Benefits: Even if the data comes from two different places, or has two different data models, at least the user has an option to see it together in one place.

Level of Effort/Feasibility: Low effort


Ideas 2-6 all deal with how the stock-related data in Requisition forms could flow to the Stock service. 
Next, the ideas below address the reverse direction.


Idea 7: Stock data auto-populates the Requisition form

When a user is filling out their monthly/periodic Requisition form, if they have the Stock service enabled for that program, then the Requisition form can be auto-populated with data from the Stock service. Many fields on the Requisition Form can be populated by querying the Stock APIs: Beginning Balance, Received Quantity, Consumed Quantity, Adjustments, and Stock-on-Hand. All of those fields can pull data from the Stock APIs by querying for balances as of a certain date and querying for adjustments and stock card line items during a range of dates (using dates from the start and end of the Requisition reporting period).

Benefits: Significant reduction in duplicative data entry. For users of Stock Management, it makes the requisition burden much lower.

Level of Effort/Feasibility: Low effort. APIs already exist.

Technical Note: This would be pretty simple to implement. It would just be configured by a toggle on each Requisition Template. The logic could all go inside the Requisition service (Java code), and basically at the moment of initiation of a requisition, it would look to see if Stock Cards exist for this facility, and if so it would use any available information in the stock service to pre-populate the Requisition form. If the data does not exist, then it fails gracefully and it's up to the end user to fill out the entire Requisition form.


Idea 10: Fancy Mapping Between Reasons

Idea 10 is a fancy alternative to Idea 1. Instead of Idea 1, which would harmonize data, we could instead accept the brutal reality that the adjustment reasons and stock-on-hand numbers are fundamentally and forever different between the Requisition and Stock services.
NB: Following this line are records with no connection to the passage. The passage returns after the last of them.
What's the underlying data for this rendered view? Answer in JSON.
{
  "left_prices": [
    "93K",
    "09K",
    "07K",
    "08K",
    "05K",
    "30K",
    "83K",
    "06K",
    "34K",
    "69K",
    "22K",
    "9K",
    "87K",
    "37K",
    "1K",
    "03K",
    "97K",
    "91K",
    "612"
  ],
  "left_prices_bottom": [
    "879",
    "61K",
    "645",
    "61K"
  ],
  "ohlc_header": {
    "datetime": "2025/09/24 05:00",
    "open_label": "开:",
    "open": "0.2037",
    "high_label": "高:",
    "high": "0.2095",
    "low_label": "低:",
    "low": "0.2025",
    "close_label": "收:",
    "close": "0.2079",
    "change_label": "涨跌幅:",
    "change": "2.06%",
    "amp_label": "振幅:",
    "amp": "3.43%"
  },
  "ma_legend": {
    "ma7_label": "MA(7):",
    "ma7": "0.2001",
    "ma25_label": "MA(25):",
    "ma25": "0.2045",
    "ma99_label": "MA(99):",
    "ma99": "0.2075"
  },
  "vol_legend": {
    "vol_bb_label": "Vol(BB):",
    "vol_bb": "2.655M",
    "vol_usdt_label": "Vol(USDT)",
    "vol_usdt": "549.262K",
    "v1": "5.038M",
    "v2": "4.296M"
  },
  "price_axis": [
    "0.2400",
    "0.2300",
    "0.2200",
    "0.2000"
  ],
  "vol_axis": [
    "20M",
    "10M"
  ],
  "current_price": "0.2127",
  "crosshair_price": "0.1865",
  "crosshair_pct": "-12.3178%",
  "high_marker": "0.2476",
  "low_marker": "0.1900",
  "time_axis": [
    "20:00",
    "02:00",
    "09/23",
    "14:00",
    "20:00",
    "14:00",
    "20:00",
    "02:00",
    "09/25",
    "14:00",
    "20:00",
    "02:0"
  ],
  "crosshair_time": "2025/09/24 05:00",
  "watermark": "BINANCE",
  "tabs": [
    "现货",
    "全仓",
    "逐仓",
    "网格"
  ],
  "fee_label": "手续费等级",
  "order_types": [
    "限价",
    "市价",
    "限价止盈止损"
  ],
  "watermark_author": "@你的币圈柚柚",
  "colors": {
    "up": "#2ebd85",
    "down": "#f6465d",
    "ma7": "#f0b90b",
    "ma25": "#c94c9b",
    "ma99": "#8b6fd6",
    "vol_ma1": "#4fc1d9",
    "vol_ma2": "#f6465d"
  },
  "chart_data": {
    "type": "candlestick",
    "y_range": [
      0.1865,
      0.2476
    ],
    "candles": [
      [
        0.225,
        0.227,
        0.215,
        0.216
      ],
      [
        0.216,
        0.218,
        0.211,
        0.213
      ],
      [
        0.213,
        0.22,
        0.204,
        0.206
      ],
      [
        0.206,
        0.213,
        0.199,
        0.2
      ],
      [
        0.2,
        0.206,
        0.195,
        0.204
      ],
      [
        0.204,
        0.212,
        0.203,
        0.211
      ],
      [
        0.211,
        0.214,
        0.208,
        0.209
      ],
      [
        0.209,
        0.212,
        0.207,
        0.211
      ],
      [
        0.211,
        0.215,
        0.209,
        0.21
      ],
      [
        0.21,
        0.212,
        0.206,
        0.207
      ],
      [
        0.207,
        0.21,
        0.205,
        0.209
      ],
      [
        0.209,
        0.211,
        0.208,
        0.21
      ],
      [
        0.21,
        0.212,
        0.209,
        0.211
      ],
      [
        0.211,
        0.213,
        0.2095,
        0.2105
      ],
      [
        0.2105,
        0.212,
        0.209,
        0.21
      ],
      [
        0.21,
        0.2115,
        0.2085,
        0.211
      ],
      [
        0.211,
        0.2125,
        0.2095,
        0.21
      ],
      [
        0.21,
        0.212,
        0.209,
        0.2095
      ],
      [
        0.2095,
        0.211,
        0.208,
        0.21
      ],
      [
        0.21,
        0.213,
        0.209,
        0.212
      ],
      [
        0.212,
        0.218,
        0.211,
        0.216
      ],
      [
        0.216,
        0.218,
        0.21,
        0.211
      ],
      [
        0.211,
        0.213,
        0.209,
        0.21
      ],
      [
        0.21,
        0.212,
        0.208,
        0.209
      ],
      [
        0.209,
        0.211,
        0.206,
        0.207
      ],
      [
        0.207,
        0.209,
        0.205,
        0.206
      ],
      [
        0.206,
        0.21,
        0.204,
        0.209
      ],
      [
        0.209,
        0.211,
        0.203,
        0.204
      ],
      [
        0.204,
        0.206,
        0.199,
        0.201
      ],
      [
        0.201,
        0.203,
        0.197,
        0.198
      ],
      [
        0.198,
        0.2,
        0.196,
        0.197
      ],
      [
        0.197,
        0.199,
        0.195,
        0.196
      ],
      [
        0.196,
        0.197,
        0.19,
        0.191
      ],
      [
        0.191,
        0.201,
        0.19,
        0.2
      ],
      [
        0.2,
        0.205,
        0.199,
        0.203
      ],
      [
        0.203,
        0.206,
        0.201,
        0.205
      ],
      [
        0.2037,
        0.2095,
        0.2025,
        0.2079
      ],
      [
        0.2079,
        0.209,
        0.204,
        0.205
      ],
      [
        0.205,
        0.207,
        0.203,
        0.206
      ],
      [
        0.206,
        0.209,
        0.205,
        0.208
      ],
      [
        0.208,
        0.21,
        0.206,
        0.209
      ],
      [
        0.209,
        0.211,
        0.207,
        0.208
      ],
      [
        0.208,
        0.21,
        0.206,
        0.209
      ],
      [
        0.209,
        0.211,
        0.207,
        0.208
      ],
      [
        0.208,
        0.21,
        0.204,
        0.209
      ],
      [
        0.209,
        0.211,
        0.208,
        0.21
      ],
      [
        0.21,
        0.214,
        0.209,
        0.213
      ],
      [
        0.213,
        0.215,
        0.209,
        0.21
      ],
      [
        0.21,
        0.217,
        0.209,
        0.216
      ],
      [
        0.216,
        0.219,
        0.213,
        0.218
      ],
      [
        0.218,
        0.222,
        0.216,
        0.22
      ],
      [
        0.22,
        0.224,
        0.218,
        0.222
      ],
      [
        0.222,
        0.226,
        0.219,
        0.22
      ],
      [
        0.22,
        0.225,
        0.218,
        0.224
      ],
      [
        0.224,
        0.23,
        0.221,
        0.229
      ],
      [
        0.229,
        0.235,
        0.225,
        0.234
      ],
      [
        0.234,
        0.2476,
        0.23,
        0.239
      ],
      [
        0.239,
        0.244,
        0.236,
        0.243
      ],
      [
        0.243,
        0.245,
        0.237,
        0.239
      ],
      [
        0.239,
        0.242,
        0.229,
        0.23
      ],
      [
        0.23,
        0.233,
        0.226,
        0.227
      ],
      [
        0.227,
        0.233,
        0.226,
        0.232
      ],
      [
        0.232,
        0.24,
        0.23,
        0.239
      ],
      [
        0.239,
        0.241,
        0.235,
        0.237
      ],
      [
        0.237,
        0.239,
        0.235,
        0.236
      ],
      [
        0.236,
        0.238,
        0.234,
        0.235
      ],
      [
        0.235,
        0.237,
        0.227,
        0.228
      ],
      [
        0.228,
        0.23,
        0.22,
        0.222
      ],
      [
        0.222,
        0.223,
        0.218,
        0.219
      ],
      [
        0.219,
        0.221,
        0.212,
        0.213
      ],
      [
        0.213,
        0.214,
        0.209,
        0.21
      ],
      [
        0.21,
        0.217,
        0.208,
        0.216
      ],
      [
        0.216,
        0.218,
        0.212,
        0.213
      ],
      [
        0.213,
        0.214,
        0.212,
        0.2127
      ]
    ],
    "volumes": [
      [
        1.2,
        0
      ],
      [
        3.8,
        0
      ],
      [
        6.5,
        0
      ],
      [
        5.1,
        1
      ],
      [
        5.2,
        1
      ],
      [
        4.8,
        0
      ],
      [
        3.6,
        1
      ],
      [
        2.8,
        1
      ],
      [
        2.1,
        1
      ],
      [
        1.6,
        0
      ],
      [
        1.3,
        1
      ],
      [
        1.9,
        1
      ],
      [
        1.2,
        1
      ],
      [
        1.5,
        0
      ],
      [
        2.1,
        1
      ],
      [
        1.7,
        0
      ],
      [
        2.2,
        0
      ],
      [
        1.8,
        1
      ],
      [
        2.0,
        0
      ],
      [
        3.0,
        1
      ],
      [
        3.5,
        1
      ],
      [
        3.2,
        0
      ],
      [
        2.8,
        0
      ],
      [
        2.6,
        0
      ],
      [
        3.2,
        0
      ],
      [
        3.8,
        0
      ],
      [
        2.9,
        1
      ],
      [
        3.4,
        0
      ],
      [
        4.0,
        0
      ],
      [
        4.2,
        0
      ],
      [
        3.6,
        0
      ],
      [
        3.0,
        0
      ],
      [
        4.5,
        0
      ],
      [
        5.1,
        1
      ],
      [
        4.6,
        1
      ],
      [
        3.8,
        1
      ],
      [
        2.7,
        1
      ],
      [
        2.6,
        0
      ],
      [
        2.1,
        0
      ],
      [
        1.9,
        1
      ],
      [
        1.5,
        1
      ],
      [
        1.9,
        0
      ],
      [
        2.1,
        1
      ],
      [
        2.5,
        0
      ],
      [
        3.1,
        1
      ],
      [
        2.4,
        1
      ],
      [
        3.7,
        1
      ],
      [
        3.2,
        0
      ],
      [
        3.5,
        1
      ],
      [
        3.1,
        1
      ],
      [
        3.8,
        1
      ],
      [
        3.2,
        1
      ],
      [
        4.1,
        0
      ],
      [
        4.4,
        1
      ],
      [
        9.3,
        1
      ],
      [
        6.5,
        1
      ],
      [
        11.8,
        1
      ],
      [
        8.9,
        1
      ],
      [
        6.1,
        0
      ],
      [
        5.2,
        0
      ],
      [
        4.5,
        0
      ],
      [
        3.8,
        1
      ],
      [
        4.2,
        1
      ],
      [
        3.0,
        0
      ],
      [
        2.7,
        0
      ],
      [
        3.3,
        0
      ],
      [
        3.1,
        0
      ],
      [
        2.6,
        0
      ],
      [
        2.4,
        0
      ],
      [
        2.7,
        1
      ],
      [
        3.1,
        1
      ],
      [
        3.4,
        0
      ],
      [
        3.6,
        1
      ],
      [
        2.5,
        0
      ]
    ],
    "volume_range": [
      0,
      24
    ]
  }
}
To address that, a fancy solution is to create a configurable mapping between the two sets of reasons. The mapping would say "Requisition adjustment reason X maps to Stock adjustment reason Y". 

Benefits: The mapping could be used in a variety of ways. First, it could control the automatic push or pull of stock data between either service. For example, the Requisition adjustments could be automatically mapped to Stock adjustments that use a totally different vocabulary. Second, it could be used for reporting in order to align data so you could have one report or one analysis that would take in data from both services that uses different lists of reasons but visualizes the data together.

Level of Effort/Feasibility: Very difficult and costly to build this. The level of complexity and on-going maintenance burden are likely not justified.